When you listen to the chorus now, the bass should go F-C-D three times, then G-C-D. The change is made that much more effective (and affective) because of the previous repetition.

(b) Finish the fill with an offbeat snare:

The piece's similarly distinctive Fill punctuates the Chorus and features a series of open hi-hats and snare roll. The phrase is repeated twice, but should gain a snare hit on the final offbeat (Row 52) on the second-time repeat.

  • Use what you have learnt to add a suitable conditional statement for the pitch formula in cell [03:52] that triggers a snare (E-2) on the second iteration (first repeat).
    And the beat goes off...
    Use the following code for cell [03:052]:
    .pitch@Fill.repeat ? E-2 : none
    • Ask Fill for its current .repeat property.
    • If it's the repeat, set pitch to E-2, else default to blank (none).
  • Notice how the Cxx (Pattern Break) effect causes playback to jump back (or 'cut') to Row 8, rather than the start of the pattern. This effect mirrors the programming concept of branching (also known as a jump, or goto statement), which can be similarly controlled with formulas using conditions (as in conditional branching).
  • Finally, audition the completed pattern, and check it sounds as expected. Refer to online recordings of the original track, for comparison.

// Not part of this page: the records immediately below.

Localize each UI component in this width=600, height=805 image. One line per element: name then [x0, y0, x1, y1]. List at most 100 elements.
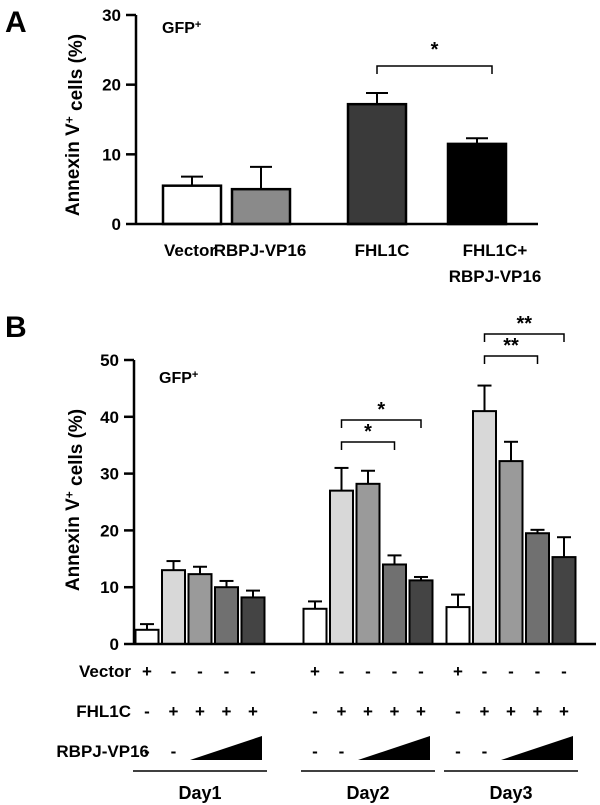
- significance-bracket: [340, 441, 396, 450]
- bar: [446, 142, 508, 226]
- bar: [472, 410, 497, 645]
- x-tick-label: FHL1C: [355, 241, 410, 260]
- y-tick-label: 20: [102, 76, 121, 95]
- bar: [445, 606, 471, 646]
- panel-b-y-ticks: 0 10 20 30 40 50: [100, 351, 134, 654]
- x-tick-label: Vector: [164, 241, 216, 260]
- panel-a-y-axis-label: Annexin V+ cells (%): [63, 34, 88, 216]
- panel-a-y-ticks: 0 10 20 30: [102, 6, 136, 234]
- treatment-symbol: -: [482, 742, 488, 761]
- treatment-symbol: +: [363, 702, 373, 721]
- y-tick-label: 0: [112, 215, 121, 234]
- panel-b-label: B: [5, 311, 27, 344]
- treatment-symbol: +: [222, 702, 232, 721]
- panel-a-annotation: GFP+: [162, 19, 201, 37]
- treatment-row-label: RBPJ-VP16: [56, 742, 149, 761]
- treatment-symbol: +: [506, 702, 516, 721]
- bar: [187, 573, 213, 645]
- treatment-symbol: -: [339, 742, 345, 761]
- bar: [161, 184, 223, 226]
- panel-b-significance: ******: [340, 313, 565, 450]
- significance-label: *: [431, 39, 439, 61]
- bar: [551, 556, 577, 646]
- significance-bracket: [483, 333, 565, 342]
- treatment-symbol: -: [482, 662, 488, 681]
- group-label: Day2: [346, 783, 389, 803]
- significance-label: *: [377, 399, 385, 421]
- treatment-symbol: -: [535, 662, 541, 681]
- treatment-symbol: -: [312, 702, 318, 721]
- bar: [382, 563, 407, 645]
- significance-bracket: [340, 419, 422, 428]
- treatment-row-label: Vector: [79, 662, 131, 681]
- panel-a-bars: [161, 92, 508, 226]
- bar: [230, 187, 292, 226]
- bar: [161, 569, 186, 645]
- treatment-symbol: +: [453, 662, 463, 681]
- bar: [498, 460, 524, 645]
- panel-a-significance: *: [376, 39, 493, 74]
- x-tick-label: RBPJ-VP16: [214, 241, 307, 260]
- panel-b-annotation: GFP+: [159, 369, 198, 387]
- treatment-symbol: -: [339, 662, 345, 681]
- bar: [214, 586, 239, 646]
- treatment-symbol: -: [508, 662, 514, 681]
- treatment-symbol: +: [337, 702, 347, 721]
- y-tick-label: 20: [100, 521, 119, 540]
- panel-b-bars: [134, 384, 577, 646]
- treatment-symbol: +: [169, 702, 179, 721]
- treatment-symbol: +: [195, 702, 205, 721]
- bar: [355, 482, 381, 645]
- y-tick-label: 10: [102, 145, 121, 164]
- bar: [329, 489, 354, 646]
- treatment-symbol: +: [533, 702, 543, 721]
- treatment-symbol: +: [248, 702, 258, 721]
- panel-a-label: A: [5, 6, 27, 39]
- y-tick-label: 0: [110, 635, 119, 654]
- panel-b-y-axis-label: Annexin V+ cells (%): [63, 409, 88, 591]
- treatment-symbol: +: [310, 662, 320, 681]
- y-tick-label: 10: [100, 578, 119, 597]
- y-tick-label: 30: [100, 465, 119, 484]
- panel-b-treatment-rows: Vector + - - - - + - - - - + - - - -FHL1C - + + + + - + + + + - + + +…: [56, 662, 573, 761]
- y-tick-label: 50: [100, 351, 119, 370]
- dose-ramp-triangle: [501, 736, 573, 760]
- bar: [408, 579, 434, 645]
- significance-bracket: [376, 65, 493, 74]
- treatment-symbol: +: [480, 702, 490, 721]
- y-tick-label: 30: [102, 6, 121, 25]
- bar: [240, 596, 266, 646]
- treatment-symbol: -: [561, 662, 567, 681]
- significance-label: **: [503, 335, 519, 357]
- dose-ramp-triangle: [358, 736, 430, 760]
- treatment-symbol: -: [392, 662, 398, 681]
- treatment-symbol: -: [224, 662, 230, 681]
- treatment-symbol: -: [418, 662, 424, 681]
- treatment-symbol: -: [144, 702, 150, 721]
- treatment-row-label: FHL1C: [76, 702, 131, 721]
- significance-label: *: [364, 421, 372, 443]
- treatment-symbol: -: [455, 702, 461, 721]
- group-label: Day3: [489, 783, 532, 803]
- panel-b-group-labels: Day1 Day2 Day3: [133, 770, 578, 803]
- x-tick-label: RBPJ-VP16: [449, 267, 542, 286]
- treatment-symbol: -: [197, 662, 203, 681]
- treatment-symbol: -: [455, 742, 461, 761]
- y-tick-label: 40: [100, 408, 119, 427]
- treatment-symbol: +: [142, 662, 152, 681]
- group-label: Day1: [178, 783, 221, 803]
- dose-ramp-triangle: [190, 736, 262, 760]
- bar: [346, 102, 408, 226]
- x-tick-label: FHL1C+: [463, 241, 528, 260]
- treatment-symbol: +: [390, 702, 400, 721]
- bar: [134, 628, 160, 645]
- treatment-symbol: -: [171, 742, 177, 761]
- treatment-symbol: +: [559, 702, 569, 721]
- treatment-symbol: +: [416, 702, 426, 721]
- treatment-symbol: -: [365, 662, 371, 681]
- bar: [302, 607, 328, 645]
- significance-bracket: [483, 355, 539, 364]
- significance-label: **: [516, 313, 532, 335]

(c) Explore the extended version:

A completed and significantly extended version (with synth lead, choir, and bass guitar) of the exercise can be found in the Help > Examples > Popular menu. Have a look at the added channels to see how the synth lead, choir and bass guitar are added and varied - and note how adding extra layers of nested loops can build towards longer, more complex works.

Finally, think about how you might capture other variations in pieces, using what you have learnt about formulas - which now includes all the fundamental concepts in programming: variables, expressions, functions, arrays, loops, and conditional statements.
  There are many other features of the software and aspects to programming, but these provide the basic building blocks required for most coding tasks. Often, more advanced applications are simply a matter of finding innovative ways to combine simple ideas - so be creative!